Doak and his partner, Jacob Bonsell, operated the ferry until 1851, charging $3 for a man and a horse, $8 for a wagon and $1 for foot passengers.
In 1856, the ferry was purchased by William S. Moss, who operated it for decades. The ferry finally ceased operation in 1890 with the construction of an iron-truss highway bridge.
So there you have it. The crossing was named after the last operator of the ferry.
Moss, a native of Virginia, owned some 10,000 acres near the crossing. He also had a home in San Leandro and for a time owned the San Francisco Examiner.
He sold the Examiner to George Hearst, who turned the paper over to his son, William Randolph Hearst, and that started the largest media empire of the early 20th century.
Several new bits of useful information on the exact elevation of Tracy have arrived and need to be added to the earlier reports.
Jeff Pribyl, a native of Tracy and a San Francisco architect, looked into the original elevation benchmarks that railroad survey teams left on points along the tracks extending from Oakland (through Tracy) in 1914-16.
At Tracy, the first generation of benchmarks were located at the base of two water tanks in the Tracy Southern Pacific yard, one where Central Avenue now crosses the tracks and another to the west near where C Street once crossed.

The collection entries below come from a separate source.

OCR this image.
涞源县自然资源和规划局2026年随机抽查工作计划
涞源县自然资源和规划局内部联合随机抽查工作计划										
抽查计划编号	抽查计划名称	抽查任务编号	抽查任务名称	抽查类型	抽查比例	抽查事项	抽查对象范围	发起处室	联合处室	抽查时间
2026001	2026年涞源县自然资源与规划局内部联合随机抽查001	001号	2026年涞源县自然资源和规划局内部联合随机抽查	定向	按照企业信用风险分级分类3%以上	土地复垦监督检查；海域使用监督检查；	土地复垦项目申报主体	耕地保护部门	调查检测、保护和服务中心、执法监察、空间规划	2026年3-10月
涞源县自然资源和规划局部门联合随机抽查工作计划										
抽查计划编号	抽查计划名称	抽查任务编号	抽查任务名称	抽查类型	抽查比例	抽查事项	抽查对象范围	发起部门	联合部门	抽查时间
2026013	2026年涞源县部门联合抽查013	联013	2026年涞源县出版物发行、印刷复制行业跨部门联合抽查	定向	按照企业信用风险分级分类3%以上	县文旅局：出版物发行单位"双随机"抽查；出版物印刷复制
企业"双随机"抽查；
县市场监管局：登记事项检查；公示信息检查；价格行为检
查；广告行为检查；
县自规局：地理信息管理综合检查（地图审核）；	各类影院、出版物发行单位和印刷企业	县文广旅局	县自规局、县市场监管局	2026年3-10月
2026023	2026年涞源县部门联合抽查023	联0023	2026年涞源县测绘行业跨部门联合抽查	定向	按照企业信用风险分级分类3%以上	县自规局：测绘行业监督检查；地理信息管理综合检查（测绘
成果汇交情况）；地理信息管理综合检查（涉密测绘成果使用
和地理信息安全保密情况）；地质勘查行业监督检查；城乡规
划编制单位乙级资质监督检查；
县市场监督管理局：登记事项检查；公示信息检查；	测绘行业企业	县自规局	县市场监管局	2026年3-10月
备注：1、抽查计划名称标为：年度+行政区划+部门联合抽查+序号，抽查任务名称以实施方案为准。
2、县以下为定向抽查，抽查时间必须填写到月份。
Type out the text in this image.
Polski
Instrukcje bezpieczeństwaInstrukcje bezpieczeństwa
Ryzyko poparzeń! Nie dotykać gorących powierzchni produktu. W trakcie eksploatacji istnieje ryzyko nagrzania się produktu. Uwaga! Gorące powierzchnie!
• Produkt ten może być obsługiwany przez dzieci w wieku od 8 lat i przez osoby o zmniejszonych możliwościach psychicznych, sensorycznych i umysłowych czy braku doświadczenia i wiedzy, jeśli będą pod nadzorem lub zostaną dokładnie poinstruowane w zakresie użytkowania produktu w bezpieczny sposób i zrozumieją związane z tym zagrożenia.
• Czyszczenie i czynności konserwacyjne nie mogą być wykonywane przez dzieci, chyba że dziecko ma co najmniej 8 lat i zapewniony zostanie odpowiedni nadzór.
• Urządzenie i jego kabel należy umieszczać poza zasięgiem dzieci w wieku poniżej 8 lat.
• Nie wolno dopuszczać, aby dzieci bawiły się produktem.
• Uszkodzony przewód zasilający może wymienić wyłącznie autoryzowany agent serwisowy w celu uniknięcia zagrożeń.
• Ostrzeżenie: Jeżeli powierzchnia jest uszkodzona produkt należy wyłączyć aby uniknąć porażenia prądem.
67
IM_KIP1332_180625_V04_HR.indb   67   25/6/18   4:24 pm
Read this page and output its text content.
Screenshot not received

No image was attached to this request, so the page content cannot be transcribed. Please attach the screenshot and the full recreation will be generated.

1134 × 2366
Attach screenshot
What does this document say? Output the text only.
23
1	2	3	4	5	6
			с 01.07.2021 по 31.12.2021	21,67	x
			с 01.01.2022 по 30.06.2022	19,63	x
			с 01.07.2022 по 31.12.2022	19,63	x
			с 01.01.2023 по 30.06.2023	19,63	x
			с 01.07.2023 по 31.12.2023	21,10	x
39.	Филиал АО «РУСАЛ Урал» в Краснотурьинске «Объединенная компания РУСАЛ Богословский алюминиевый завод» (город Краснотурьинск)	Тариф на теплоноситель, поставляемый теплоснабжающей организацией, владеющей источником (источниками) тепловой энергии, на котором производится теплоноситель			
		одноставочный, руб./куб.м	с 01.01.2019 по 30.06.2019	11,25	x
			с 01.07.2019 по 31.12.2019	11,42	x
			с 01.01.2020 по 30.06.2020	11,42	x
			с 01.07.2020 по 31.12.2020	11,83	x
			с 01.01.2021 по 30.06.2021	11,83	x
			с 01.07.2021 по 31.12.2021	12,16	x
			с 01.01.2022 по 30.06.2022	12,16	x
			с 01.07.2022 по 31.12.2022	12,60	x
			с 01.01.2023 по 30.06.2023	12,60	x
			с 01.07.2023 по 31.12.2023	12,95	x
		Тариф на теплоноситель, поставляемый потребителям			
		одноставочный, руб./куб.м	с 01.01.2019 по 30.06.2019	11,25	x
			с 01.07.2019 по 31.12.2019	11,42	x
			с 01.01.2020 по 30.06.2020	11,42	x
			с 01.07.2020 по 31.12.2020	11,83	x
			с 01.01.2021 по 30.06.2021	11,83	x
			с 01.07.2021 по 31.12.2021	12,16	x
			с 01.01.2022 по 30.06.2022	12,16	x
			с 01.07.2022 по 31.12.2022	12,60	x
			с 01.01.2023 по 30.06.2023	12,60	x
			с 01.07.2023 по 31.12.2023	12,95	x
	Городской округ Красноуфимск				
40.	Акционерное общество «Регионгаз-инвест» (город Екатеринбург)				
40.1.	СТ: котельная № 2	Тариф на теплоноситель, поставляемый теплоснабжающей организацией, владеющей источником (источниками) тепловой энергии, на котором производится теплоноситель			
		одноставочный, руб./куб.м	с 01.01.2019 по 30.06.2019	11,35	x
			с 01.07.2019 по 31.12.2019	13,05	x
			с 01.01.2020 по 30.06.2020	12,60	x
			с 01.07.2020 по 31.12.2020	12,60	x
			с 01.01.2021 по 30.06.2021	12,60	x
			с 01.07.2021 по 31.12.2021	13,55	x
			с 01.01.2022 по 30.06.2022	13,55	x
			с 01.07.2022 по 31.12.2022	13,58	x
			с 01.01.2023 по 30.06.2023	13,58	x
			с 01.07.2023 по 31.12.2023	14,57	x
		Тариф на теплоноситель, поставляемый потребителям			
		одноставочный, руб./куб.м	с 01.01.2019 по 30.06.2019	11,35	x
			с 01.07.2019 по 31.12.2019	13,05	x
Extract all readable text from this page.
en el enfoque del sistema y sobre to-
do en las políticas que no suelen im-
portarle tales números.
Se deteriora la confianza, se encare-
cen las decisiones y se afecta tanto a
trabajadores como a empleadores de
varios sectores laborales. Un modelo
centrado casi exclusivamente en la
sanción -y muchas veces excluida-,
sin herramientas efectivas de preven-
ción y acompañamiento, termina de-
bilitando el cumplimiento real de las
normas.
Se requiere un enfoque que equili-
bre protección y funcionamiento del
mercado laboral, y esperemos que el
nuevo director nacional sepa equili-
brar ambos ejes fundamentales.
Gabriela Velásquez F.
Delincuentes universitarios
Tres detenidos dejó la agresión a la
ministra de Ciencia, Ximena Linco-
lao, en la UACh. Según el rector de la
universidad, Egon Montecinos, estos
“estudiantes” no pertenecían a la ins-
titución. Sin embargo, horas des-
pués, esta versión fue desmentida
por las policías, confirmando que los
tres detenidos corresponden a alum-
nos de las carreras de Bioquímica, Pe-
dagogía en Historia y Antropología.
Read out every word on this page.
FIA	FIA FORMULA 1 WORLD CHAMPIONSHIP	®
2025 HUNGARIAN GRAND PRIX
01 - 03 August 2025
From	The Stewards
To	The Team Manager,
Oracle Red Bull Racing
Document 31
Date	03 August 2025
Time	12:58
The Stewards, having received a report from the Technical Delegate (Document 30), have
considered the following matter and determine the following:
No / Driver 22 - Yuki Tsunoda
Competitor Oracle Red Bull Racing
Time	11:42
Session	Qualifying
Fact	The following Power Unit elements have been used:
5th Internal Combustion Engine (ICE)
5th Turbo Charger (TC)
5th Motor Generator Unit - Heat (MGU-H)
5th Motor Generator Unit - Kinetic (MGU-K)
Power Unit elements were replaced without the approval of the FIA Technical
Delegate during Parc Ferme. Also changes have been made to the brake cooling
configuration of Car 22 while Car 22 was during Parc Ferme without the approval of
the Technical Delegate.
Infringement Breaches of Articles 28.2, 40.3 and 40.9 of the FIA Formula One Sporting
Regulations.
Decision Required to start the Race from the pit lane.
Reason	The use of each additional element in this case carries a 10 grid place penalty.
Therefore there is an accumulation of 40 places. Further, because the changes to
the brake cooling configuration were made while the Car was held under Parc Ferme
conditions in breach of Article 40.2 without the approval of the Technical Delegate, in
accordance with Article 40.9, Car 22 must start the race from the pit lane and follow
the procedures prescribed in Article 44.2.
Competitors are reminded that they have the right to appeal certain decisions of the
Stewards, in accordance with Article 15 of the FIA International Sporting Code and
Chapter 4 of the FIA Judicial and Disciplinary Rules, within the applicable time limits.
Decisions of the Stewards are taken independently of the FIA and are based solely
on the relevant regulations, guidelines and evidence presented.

Records show an elevation of 62.6 feet near the easterly location and 62.3 feet near the former C Street.
Those readings correspond closely to the original railroad elevation figure of 61 feet.
Jeff also reported that at the east abutment of the 11th Street overpass, the elevation is listed at 61.2 feet. Farther east, about halfway between Chrisman and Banta roads, it is given at 37.73 feet.
And finally, Tracyite Steve Riddle used the GPS on his car to check elevations. Near Raley’s in south Tracy, it hit 70 feet, and at Schulte Road and Tracy Boulevard, it is 67 feet. Those readings seem to be on target, but a reading of 29 feet at the water tower at Sixth and Tracy Boulevard seems low. The GPS must have had a hiccup.
I’ll settle for 61 feet as Tracy’s basic elevation and let it go at that.